The pen, ink and gouache works of Minneapolis-based artist Nick Howard are a visually startling exercise in repetition, form and mass-psychology. By carefully rendering similar figures gathered together in masses, each drawing creates formations and shapes that echo the power of a collected focus, or the terror of mob mentality. Using a style that is precise yet simple, individual figures blend into one another despite their unique features, masks, several mouths and monochrome capes. Enhancing the eerie and silent quality of the works is the monuments that occasionally appear, built by the nameless and faceless, or simply serving as a symbolic, yet arbitrary, gathering point.
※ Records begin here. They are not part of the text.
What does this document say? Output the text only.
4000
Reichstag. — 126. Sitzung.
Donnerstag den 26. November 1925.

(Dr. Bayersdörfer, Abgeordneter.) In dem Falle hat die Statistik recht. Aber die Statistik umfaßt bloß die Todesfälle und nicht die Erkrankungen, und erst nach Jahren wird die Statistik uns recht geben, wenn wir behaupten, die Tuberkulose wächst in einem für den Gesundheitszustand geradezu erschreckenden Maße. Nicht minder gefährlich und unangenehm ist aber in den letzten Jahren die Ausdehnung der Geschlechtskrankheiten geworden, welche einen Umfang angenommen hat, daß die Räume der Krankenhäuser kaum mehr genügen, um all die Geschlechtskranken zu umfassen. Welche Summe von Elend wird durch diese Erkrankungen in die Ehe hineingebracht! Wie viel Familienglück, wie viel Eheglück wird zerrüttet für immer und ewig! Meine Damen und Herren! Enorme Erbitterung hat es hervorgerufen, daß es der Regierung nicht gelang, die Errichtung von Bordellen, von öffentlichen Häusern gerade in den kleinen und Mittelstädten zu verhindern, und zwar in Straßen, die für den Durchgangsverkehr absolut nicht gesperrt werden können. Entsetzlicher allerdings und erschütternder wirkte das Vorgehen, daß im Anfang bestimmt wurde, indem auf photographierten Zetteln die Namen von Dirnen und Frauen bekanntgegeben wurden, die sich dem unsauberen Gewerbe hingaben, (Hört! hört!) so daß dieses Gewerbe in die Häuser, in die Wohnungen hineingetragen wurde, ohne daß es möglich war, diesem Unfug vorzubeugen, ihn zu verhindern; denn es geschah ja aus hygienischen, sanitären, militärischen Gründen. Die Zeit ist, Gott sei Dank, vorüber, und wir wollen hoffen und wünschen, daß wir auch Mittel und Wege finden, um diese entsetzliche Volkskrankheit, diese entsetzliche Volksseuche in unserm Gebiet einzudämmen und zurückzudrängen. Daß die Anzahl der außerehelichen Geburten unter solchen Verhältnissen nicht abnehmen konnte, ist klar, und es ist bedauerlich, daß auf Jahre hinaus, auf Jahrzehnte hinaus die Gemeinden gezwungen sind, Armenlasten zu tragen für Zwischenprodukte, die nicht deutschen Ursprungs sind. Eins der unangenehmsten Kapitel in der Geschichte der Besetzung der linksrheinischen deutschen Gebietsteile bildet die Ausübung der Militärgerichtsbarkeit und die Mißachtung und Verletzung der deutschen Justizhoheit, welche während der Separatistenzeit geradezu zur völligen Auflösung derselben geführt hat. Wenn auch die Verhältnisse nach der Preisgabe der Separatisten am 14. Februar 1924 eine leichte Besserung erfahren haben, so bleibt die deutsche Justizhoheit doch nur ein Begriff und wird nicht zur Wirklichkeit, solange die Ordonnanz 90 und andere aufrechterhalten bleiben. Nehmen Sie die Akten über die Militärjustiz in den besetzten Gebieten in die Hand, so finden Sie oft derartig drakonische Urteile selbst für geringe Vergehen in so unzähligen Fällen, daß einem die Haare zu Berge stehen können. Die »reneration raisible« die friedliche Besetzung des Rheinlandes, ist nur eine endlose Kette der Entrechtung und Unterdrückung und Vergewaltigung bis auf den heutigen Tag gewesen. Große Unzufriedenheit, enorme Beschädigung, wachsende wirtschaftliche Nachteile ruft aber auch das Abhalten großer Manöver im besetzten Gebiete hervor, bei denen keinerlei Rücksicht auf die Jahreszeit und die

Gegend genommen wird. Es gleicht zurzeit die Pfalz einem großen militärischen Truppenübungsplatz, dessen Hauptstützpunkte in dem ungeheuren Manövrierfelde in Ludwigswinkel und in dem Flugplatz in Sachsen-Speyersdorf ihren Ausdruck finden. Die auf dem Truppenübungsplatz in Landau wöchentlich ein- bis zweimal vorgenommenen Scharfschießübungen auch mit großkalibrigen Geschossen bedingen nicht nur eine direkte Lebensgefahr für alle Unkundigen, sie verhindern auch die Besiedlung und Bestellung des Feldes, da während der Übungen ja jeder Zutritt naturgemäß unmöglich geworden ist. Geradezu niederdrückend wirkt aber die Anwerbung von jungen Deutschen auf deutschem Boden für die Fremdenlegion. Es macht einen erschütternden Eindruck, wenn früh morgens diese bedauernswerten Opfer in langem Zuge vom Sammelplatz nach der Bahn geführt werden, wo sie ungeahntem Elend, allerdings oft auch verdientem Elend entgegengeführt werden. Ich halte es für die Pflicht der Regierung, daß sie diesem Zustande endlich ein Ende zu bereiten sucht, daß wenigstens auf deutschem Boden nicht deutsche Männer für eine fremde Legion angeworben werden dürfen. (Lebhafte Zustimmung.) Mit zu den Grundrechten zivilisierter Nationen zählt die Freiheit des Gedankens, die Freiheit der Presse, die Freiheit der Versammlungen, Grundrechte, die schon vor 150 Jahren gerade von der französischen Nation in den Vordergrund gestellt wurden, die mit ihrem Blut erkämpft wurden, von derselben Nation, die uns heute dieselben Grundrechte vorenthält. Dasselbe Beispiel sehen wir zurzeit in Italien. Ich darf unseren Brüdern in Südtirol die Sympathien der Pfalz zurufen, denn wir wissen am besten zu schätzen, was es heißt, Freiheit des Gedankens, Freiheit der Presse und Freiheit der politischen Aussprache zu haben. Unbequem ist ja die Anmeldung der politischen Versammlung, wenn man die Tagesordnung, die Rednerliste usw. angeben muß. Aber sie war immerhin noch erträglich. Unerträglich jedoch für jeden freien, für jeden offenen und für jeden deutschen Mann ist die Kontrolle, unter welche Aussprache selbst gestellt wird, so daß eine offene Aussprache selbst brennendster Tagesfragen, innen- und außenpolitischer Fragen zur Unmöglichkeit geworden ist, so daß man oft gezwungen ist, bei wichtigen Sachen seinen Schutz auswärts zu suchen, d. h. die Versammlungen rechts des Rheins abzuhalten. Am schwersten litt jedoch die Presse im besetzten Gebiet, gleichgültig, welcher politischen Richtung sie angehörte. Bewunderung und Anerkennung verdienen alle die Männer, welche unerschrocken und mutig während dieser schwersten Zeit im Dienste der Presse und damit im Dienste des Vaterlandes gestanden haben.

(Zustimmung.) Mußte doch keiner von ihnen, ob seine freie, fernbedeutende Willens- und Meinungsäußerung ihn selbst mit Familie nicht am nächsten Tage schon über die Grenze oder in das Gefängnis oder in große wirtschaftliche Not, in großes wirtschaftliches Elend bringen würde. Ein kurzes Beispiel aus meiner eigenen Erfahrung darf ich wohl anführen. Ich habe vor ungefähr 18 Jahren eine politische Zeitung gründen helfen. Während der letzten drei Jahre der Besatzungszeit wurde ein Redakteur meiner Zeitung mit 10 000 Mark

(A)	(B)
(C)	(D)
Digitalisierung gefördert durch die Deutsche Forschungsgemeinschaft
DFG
Says Howard in a statement of his work, “I am fascinated with people, relationships and mass psychology. In particular, I am interested in how the mind works and how the feelings, thoughts, ideas, and perceptions we have create our world both personally and collectively. I find inspiration for my work by both looking outwards and inwards.”
This simultaneous outward and inward focus is particularly fascinating, as it illuminates the allure of the collective – whereas one figure alone might not illicit an emotional or aesthetic response, hundreds or thousands of them, carefully drawn and carefully placed, create a sum that is greater than its parts. Similarly, the drawings tap into the simultaneous feeling of empowerment within a large group, as well as the loss of individual and personal control.